David Platt said it so well about how we have molded Jesus into a man that "doesn't mind materialism and who would never call us to give away everything we have. A Jesus who would not expect us to forsake our closet relationships so that He receives all of our affection. A Jesus who is fine with nominal devotion that does not infringe on our comforts, because, after all, He loves us just the way we are. A Jesus who wants us to balanced, who wants us to avoid dangerous extremes, and who, for that matter, wants us to avoid danger altogether. A Jesus who brings us comfort and prosperity as we live out our Christian spin on the American Dream". And I have fallen into that lie…and lived that kind of Christian life…ever since I became comfortable….and now I am uncomfortable in my comfort. My prayer is that while I study His word and read "Radical", that God would work in my heart…strip me of my pride and selfishness, and that the outcome would please Him.
If you would like to join in on the study…read the responses of other people going through this journey with me you can go to http://www.marlataviano.com/ and jump in on this crazy, radical journey!
It'll change you...I promise!
5 comments:
Loved reading your thoughts. I understand how you feel!! I read the first chapter...then read it again with my husband. I was just as overwhelmed the second time I read it! I'm a bit nervous about what Chapter 2 holds!
Oh that we would be obedient to God's call and His leading through a true Radical faith.

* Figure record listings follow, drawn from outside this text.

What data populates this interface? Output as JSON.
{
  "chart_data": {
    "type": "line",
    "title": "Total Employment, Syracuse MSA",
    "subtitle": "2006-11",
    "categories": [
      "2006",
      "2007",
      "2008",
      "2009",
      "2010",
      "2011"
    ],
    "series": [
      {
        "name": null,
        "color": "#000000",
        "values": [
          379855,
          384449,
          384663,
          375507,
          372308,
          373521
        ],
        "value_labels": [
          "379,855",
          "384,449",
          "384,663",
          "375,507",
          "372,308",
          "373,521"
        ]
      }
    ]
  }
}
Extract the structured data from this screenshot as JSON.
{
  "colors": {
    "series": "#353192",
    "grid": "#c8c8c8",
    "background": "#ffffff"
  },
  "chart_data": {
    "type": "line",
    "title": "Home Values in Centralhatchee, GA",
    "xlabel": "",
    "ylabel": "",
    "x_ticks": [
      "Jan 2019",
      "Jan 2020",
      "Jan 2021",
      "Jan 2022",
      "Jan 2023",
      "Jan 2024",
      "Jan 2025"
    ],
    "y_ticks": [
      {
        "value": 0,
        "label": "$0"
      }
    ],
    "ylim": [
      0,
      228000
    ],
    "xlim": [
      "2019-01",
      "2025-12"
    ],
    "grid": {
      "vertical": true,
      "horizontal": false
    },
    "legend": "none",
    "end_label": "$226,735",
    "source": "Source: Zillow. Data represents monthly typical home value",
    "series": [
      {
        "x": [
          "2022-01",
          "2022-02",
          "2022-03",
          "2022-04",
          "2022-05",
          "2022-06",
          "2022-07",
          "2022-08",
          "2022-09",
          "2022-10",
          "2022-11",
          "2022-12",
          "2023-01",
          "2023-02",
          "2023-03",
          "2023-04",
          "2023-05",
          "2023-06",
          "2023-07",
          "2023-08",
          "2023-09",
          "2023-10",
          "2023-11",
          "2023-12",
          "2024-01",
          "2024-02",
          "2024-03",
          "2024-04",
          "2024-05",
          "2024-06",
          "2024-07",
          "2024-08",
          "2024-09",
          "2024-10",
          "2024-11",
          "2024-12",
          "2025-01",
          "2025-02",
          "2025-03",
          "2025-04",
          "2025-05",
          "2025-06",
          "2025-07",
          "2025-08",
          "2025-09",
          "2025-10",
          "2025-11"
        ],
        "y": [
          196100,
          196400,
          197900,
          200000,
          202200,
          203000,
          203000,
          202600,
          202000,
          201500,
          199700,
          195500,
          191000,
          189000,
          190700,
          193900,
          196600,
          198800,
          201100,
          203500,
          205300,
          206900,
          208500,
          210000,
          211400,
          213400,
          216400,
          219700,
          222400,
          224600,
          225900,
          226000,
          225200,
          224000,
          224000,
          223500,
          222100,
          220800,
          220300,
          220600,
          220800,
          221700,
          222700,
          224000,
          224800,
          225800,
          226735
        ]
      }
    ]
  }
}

i SO completely get what you said in this post. one of my first thoughts was that i, too, could give up the material (even as i admitted some of my preoccupation w/ the material...even buying 2ndhand if i don't need something is extravagant!) but would i be willing to take away from mykids... to even leave them if he called me to? would i still say, "send me" if he challenged our family to the missions field (a secret long, held desire of my heart)?
these are tough questions w/ only tougher answers.
i am intimidated, too, by platt's suggestion that we cna't go into this thing saying, let me read about it first and mull on it then decide. no, we are called upfront to choose to believe. and i'm not sure i've ever been more scared that he was gonna take something i love!!!
I agree! I'm right there with you! (I have 4 kiddos, too, by the way!) Anyway, it was great reading your response to this life-changing book about a life-changing Jesus!
I am with you- uncomfortable in my comfort. This is my second time reading Radical in the last six months and I am getting uncomfortable all over again..despite the changes we made as a family last time we read it. I say go God...I know that He will be faithful to get us through to whatever it is He has in store.
Genie, I can soooo relate to the part where you said you would willingly sell all your stuff, BUT you know it's not just about that. There are other things God wants from you. Ouch, ouch, ouch.
Thank you so much for this honest post!